It's sweeter and more purely vegetal than its roasted counterparts, with a structure that merits some chewing. I'll go out on a limb and call steamed broccoli refreshing. I'm careful not to over-steam—I aim for bright-green and far from mushy—and I love to toss it with an assertive dressing. Because the florets are full and open, rather than shriveled and singed, each one is like a little sponge, ready to absorb anything you drizzle or dip. And without the distraction of any rich caramelization (those are words I never thought I'd write!), steamed broccoli is an ideal vehicle for any sauce that's good enough to drink. In this case, it's the caper-raisin vinaigrette (sharp *and* sweet) from Six Seasons by Joshua McFadden. McFadden's original recipe calls for one 2-ounce can of anchovies, drained, which get added with the capers. To make this vegetarian friendly, I omit the anchovies and add a little more salt but if you're a anchovy fiend, you might want to give it a go.
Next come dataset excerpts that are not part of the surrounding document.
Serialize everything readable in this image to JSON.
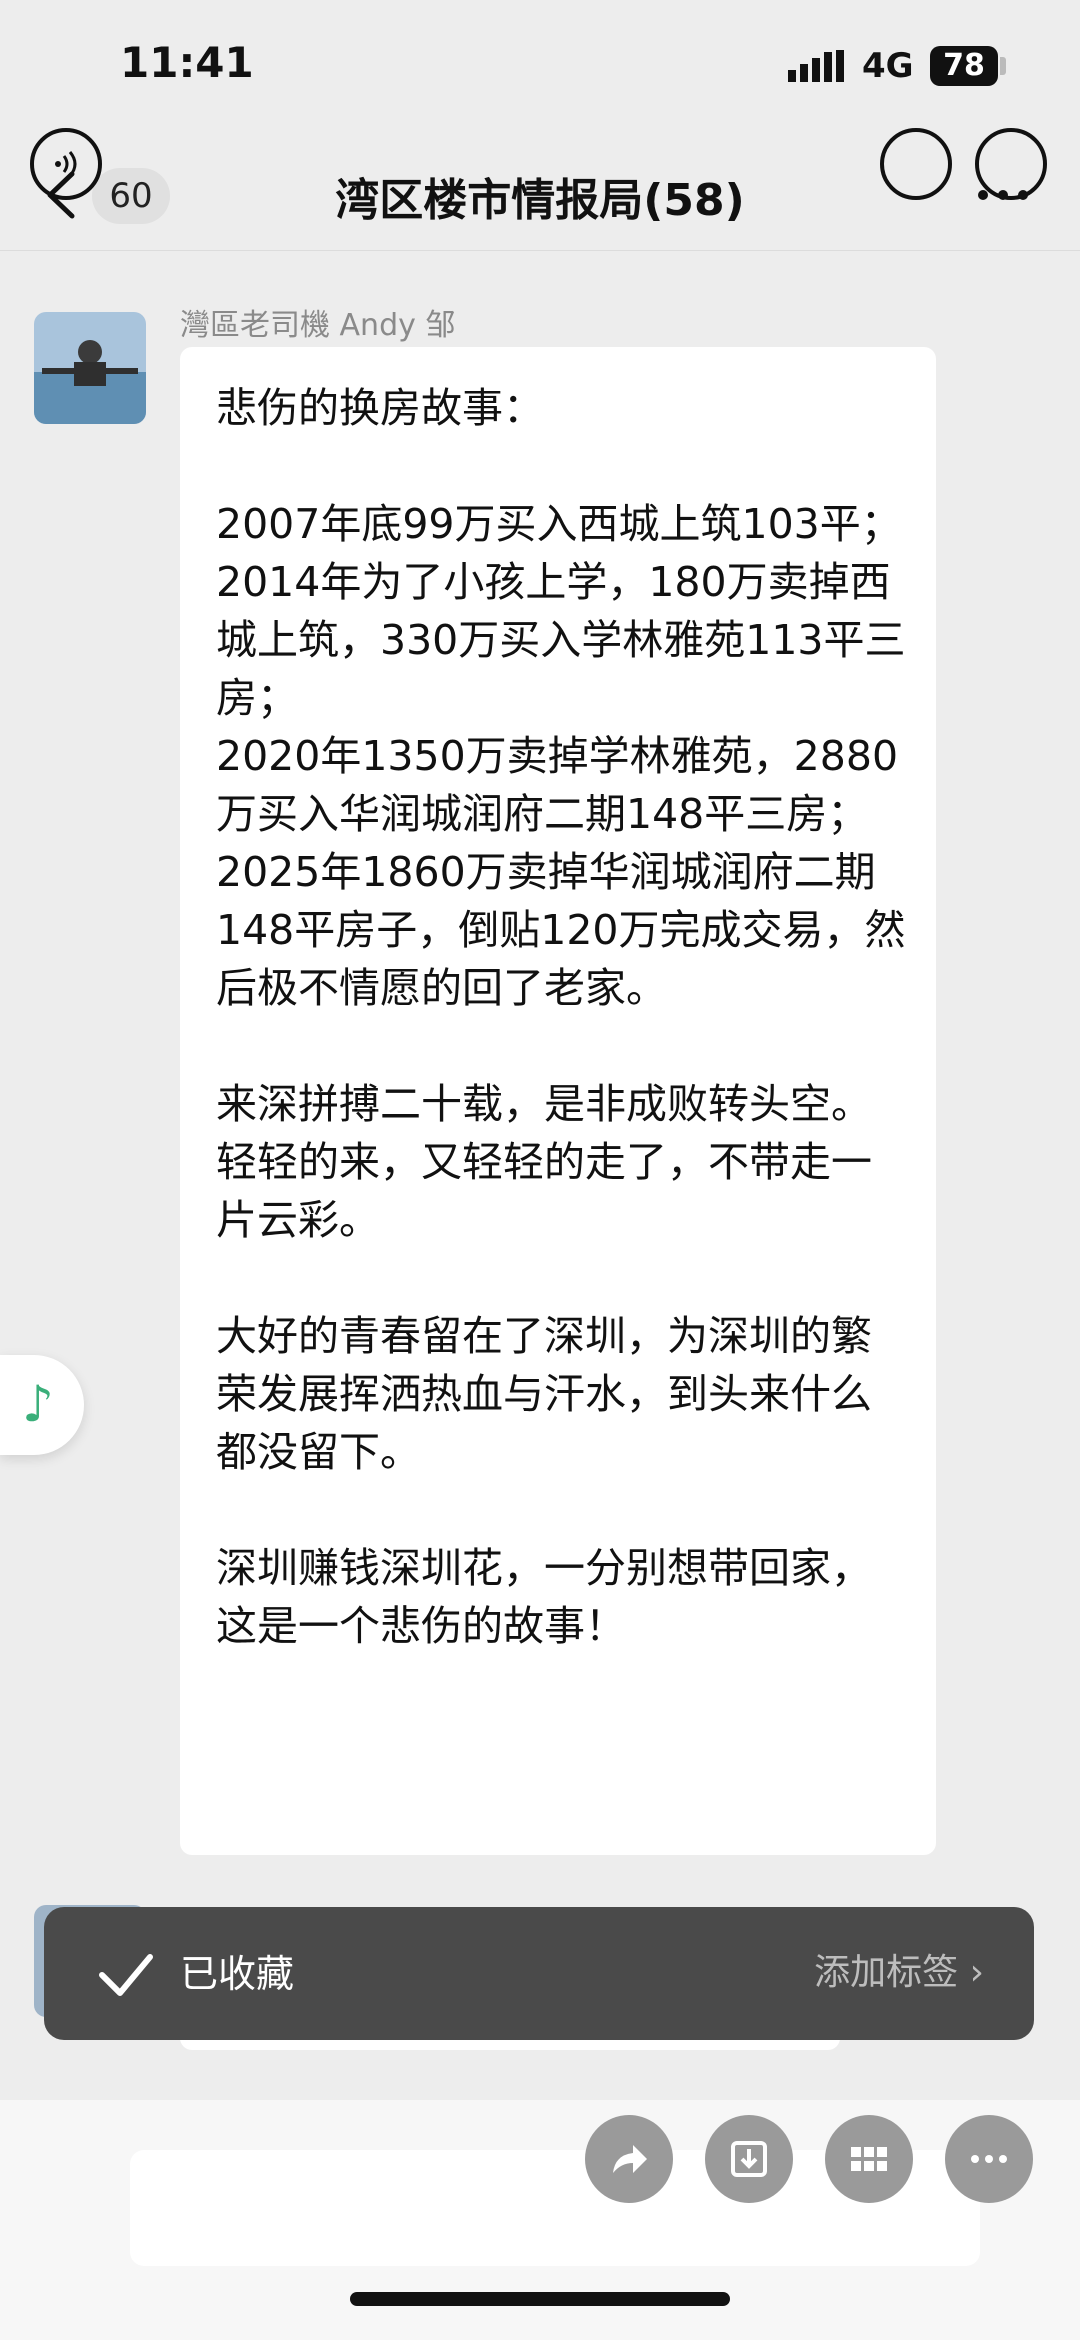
{
  "status_bar": {
    "time": "11:41",
    "network": "4G",
    "battery": "78"
  },
  "nav": {
    "unread_count": "60",
    "title": "湾区楼市情报局(58)"
  },
  "message": {
    "sender": "灣區老司機 Andy 邹",
    "paragraphs": [
      "悲伤的换房故事：",
      "2007年底99万买入西城上筑103平；\n2014年为了小孩上学，180万卖掉西城上筑，330万买入学林雅苑113平三房；\n2020年1350万卖掉学林雅苑，2880万买入华润城润府二期148平三房；\n2025年1860万卖掉华润城润府二期148平房子，倒贴120万完成交易，然后极不情愿的回了老家。",
      "来深拼搏二十载，是非成败转头空。轻轻的来，又轻轻的走了，不带走一片云彩。",
      "大好的青春留在了深圳，为深圳的繁荣发展挥洒热血与汗水，到头来什么都没留下。",
      "深圳赚钱深圳花，一分别想带回家，这是一个悲伤的故事！"
    ]
  },
  "toast": {
    "label": "已收藏",
    "action": "添加标签"
  },
  "icons": {
    "music": "music-note-icon",
    "accent_green": "#3aaf7a"
  }
}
Put the vinegar and raisins in a little bowl and let the raisins plump for about 30 minutes.
Put the garlic in a food processor and pulse until finely minced, scraping sides of bowl down as needed.
Add the capers and pulse until you have a coarse paste. Add the parsley and pulse until completely chopped. Add the raisins and vinegar and pulse until the mixture is blended but still slightly coarse. Whisk in olive oil and adjust seasoning with salt and pepper to taste. Store in the fridge for up to a week.
For the broccoli:
Cut into medium florets (it's okay to leave some long, thin stems) and steam for 4 to 6 minutes, just until bright green. The broccoli should still be firm and solid (not mushy!).
Dress with vinaigrette, then doctor as needed (maybe with a fried egg, or toasted panko breadcrumbs, shavings of Parmesan cheese, or torn roast chicken).